Cinema America Occupato
Via Natale del Grande, 6 (Trastevere)
At the end of 2012 a concerned local group took over this run down cinema in Trastevere after a real estate developer wanted to turn the cinema a three-story parking lot. I’m happy to see the hip and trendy youth moving back into this gorgeous but often over packed and touristy area. The occupiers have become avid conservationists and want to convince the municipal authorities of the architectural and cultural importance of this cinema. I have to hand it to them, these guys are organised. Their website and events calendar is slick and instantly intriguing, with screenings of indie cult favourites like Stanley Kubrick’s 2001: A Space Odyssey or Machete by Rodriguez, original gigs like slap happy funk or a guitar and cello duet, progressive DJ sets, lectures, workshops and public assemblies. They strive to be open to all visitors, supported by the locals, Italian directors and actors and Rome’s architectural community.

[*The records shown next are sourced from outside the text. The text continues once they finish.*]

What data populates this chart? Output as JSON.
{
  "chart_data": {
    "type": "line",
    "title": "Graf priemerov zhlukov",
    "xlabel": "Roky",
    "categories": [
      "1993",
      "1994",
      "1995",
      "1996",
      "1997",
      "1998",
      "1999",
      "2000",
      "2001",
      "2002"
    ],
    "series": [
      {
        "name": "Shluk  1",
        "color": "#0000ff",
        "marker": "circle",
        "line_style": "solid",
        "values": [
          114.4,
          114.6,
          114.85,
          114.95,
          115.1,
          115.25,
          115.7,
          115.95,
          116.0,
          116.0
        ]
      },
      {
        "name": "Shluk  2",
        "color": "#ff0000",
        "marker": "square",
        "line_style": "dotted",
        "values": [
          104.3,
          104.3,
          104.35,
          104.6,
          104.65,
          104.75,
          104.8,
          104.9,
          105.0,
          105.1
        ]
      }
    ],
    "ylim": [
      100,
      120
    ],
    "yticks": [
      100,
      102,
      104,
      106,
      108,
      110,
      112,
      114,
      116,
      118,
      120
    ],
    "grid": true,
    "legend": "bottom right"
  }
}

The audacious retro-tastic sign out front leads you in to the deluxe spacious 50’s theatre with gigantic screen and ample seating, making you feel like you’re back in the classic era of cinema.
Via Federico Delpino (Centocelle)
Within an ex-military fort including numerous rooms, outdoor spaces and former stables, edgy Forte Prenestino is one of the more unusual and special social centres in the city using their extensive grounds for concerts, film festivals, shows, DJ sets and exhibitions. It is a place to socialize with an exchange of ideas, energy, and vision that is strongly anti-fascist, anti-racist and anti-prohibitionist, a free association of individuals united by shared planning and common ethics. The complex was left to decay but was occupied and remade into an underground lover’s paradise. Forte Prenestino has been independent and self-managed since 1986, a maze of connecting tunnels clad with graffiti lead to the multidisciplinary spaces that include; a cinema, pub ‘12detutto’ with live gigs of rock, metal, rap, reggae and dance, a drama theatre, a permanent exhibition area, a tattoo and piercing studio, a tea room with treats, drinks menu, video projections and DJ sets (Wed-Fri 7pm-1am, Sat and Sun 5pm-12am), children’s entertainment by artistic company Tuttisuperterra and bio food market TerraTerra with direct relationship between producers and consumers where the consumer is seen as an involved co-producer (every first and third Sunday of the month). Waiting for legal permission that will never arrive, Forte Prenestino believe it’s best to stay on the frontier of society. Those who get too comfortable in life fall asleep, and here they prefer to keep their eyes open.